When to Give Anticoagulation to Prevent Blood Clots and Reduce the Risk of Bleeding
Patients Must Receive Medical Clearance Prior to Surgery
Dr. Kenneth Hughes, Los Angeles Plastic Surgeon, evaluates many plastic surgery patients for surgery who may be at increased risk for blood clots or DVTs and pulmonary emboli or VTEs (venous thromboemboli). Some of these patients must undergo hematologic clearance to determine if having elective plastic or cosmetic surgery is even reasonable. Many times Dr. Kenneth Hughes will refuse to perform procedures like the Brazilian buttlift or liposuction if the patient has multiple risk factors, had previous blood clot or pulmonary embolus, or has a genetic predisposition.
What Anticoagulant And When To Administer
Beyond the risk assessment and the clearances, decisions must be made about what anticoagulant to administer and how to administer it as well as frequency and timing of doses.
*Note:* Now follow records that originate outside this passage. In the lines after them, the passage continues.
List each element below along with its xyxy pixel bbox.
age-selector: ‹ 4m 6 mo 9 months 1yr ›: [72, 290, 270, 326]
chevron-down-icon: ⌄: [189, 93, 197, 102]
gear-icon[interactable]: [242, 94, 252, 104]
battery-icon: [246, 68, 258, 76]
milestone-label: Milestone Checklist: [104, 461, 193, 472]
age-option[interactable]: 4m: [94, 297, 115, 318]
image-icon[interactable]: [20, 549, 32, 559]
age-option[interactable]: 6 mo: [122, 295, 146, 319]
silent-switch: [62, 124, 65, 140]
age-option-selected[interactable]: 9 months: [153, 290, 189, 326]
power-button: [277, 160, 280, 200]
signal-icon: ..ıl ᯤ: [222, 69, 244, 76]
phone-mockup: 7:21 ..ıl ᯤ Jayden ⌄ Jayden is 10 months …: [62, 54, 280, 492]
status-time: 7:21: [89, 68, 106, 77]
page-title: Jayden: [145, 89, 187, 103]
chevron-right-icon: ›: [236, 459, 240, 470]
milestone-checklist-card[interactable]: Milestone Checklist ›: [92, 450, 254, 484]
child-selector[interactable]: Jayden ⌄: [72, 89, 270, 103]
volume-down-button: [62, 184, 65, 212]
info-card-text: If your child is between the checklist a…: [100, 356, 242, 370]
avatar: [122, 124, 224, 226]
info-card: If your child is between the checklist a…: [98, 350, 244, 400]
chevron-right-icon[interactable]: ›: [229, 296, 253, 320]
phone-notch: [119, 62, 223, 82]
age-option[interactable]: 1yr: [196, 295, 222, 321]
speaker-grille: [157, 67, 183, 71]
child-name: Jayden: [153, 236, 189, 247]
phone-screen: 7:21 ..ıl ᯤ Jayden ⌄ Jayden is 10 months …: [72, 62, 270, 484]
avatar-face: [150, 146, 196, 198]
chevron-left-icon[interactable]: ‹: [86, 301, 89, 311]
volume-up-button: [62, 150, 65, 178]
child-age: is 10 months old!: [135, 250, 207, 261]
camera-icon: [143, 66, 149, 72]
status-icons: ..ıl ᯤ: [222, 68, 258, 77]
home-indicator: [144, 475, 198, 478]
A recent study pooled some of the data from randomized controlled trials to shed more elucidation as to the appropriate time to administer anticoagulation. However, the study included all types of patients and is very generic in its findings. Ultimately, they did not find statistically significant difference in the timing of the administration of anticoagulant doses and its association with VTEs or bleeding risks. To see the full study, follow this link https://www.journalacs.org/article/S1072-7515(21)01927-X/fulltext.
A relevant summary is provided below. The objective of their study was to evaluate the association between the start time of peri-operative thromboprophylaxis with venous thromboembolism (VTE) and bleeding outcomes.
Study Design
Multiple databases were searched and randomized controlled trials that evaluated VTE and/or bleeding between groups receiving the initial dose of pharmacological thromboprophylaxis at different times pre-operatively, intra-operatively or post-operatively were included. Only trials that randomized patients to the same medication between groups were eligible. Studies on any type of surgery were included. The outcomes of interest were VTE and bleeding.
Results
A total of 22 trials (n=17,124 patients) met eligibility criteria. Pooled results showed a non-statistically significant decrease in the rate of VTE with pre-operative initiation of thromboprophylaxis when compared to post-operative initiation. There was also a non-statistically significant increase in the rate of bleeding with pre-operative initiation compared to post-operative.
Conclusions
This meta-analysis found a non-statistically significant decrease in the rate of VTE and increase in the rate of bleeding when thromboprophylaxis was initiated pre-operatively compared to post-operatively.